# Goat milk LS - colour change



## Marit

I'm new to the soap making world, but lately I have been tryig to make liquid soap using goat's milk. The first two batches turned out a beautiful golden colour, but the last 5-6 attempts have ended up brown (ranging from amber to guinness coloured). The soap still smells and feels the same, but I loved that golden colour! 
I use olive oil, sunflower oil, canola oil, coconut oil and castor oil. Dissolve the KOH in semi-frozen goat milk. Mix the oils and the lye when both are 30 degrees celsius. Use a stick blender until I get a trace (quite thick), cook the paste using a double boiler for 6 hours (have tried both a very fast boil and just simmering, but it made no difference to the end result). The paste at this point is still golden in colour. I then dissolve the paste in sterile water.
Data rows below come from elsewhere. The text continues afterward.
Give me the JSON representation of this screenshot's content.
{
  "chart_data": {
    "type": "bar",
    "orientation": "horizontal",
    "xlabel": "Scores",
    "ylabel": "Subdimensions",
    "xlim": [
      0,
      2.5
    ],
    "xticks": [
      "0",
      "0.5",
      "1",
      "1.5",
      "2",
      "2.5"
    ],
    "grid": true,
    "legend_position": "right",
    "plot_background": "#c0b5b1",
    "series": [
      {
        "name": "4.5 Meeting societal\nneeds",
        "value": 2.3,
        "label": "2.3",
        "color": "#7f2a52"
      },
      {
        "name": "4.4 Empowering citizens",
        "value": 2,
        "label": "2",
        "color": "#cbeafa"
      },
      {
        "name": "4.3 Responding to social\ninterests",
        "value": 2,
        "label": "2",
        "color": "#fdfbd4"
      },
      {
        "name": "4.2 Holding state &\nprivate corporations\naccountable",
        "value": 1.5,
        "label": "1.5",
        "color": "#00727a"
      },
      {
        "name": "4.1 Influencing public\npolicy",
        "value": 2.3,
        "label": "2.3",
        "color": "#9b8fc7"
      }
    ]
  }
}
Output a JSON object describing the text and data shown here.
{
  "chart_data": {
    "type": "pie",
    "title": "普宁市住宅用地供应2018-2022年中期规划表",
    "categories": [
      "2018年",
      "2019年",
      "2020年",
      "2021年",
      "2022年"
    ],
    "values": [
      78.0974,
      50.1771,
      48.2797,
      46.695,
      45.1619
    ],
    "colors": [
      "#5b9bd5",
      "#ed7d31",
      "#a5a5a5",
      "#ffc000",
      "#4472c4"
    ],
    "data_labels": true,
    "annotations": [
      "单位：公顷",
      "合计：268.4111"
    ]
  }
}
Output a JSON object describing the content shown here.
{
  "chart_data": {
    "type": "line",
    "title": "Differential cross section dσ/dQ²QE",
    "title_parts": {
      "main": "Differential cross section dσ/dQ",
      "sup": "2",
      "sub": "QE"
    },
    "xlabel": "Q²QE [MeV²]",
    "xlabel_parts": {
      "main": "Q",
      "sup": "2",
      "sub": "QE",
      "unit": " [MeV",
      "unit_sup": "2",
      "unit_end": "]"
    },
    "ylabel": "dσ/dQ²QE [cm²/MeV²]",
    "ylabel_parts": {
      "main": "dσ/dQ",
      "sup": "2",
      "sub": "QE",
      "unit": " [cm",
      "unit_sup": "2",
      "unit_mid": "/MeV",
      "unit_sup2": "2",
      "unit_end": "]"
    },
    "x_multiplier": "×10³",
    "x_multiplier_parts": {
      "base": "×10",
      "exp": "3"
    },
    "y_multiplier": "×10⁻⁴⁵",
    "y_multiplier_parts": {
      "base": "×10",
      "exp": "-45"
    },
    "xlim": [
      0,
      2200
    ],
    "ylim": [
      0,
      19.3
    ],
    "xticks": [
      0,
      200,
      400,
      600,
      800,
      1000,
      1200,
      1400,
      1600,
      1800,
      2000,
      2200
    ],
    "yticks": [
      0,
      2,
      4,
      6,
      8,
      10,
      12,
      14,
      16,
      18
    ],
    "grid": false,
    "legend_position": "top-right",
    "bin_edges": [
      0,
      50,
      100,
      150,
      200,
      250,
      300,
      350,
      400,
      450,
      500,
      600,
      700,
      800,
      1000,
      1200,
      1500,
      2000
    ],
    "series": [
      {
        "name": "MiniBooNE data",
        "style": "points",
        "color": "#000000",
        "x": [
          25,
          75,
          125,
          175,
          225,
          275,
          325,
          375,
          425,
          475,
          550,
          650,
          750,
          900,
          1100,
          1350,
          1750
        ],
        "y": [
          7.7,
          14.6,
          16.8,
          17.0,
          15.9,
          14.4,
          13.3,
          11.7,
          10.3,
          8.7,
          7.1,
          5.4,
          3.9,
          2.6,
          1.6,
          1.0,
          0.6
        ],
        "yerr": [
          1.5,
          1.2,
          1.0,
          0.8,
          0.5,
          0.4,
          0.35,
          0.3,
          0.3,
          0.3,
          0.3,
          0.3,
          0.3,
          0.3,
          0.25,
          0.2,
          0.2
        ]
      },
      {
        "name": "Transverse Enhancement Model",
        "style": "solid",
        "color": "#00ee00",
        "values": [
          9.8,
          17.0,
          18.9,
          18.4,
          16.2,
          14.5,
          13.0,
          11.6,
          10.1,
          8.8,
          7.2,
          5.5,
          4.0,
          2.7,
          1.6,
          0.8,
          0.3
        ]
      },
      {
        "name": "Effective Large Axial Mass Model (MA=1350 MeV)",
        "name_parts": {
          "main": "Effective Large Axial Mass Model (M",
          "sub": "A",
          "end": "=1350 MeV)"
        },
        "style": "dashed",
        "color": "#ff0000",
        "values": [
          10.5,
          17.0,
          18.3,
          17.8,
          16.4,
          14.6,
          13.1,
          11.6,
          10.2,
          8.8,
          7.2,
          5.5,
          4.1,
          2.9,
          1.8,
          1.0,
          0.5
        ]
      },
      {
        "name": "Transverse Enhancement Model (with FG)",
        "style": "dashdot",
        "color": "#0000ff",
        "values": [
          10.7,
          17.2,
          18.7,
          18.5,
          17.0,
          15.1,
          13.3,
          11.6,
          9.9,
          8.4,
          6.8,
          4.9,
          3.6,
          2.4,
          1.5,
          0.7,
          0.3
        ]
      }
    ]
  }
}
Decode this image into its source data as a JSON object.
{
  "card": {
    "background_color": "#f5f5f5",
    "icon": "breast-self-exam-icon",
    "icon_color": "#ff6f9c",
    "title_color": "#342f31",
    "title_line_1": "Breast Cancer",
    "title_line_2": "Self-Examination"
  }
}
I tried both hot and cold water and hot paste or cooled paste, but again no difference. 
Does anyone have any ideas what might cause the change in colour?


----------



## lsg

My guess is the brown color is caused by heating the sugars in the milk.  CP milk soap will turn brown if allowed to gel, in cooking the paste you are bringing it to the gel stage.


----------



## Lizteria

Hi I'm quite new to soapmaking too. I've made a coconut milk soap and a yoghurt soap. Both were made using CP,  and as soon as it was in the mould it had to go into the freezer for 30 mins then into the fridge overnight. Any articles I've read on milk soaps stress the need to keep the temp low, or the sugars will heat up and discolour the milk. Good luck )


Sent from my iPad using Soap Making


----------



## shunt2011

I make milk soaps all the time and they never turned dark.  Maybe a light beige if I leave it uncolored.


----------



## HorseCreek

I would venture to guess that it's a change in the milk composition. Is the milk from your goats or is it bought? Goat milk (and other species) can change throughout the year based on stage of lactation, diet, etc. Milk between breeds of goat is much different also, so I would guess that might be the simple answer. 
Have you changed milk supplier? Changed any other ingredients?


----------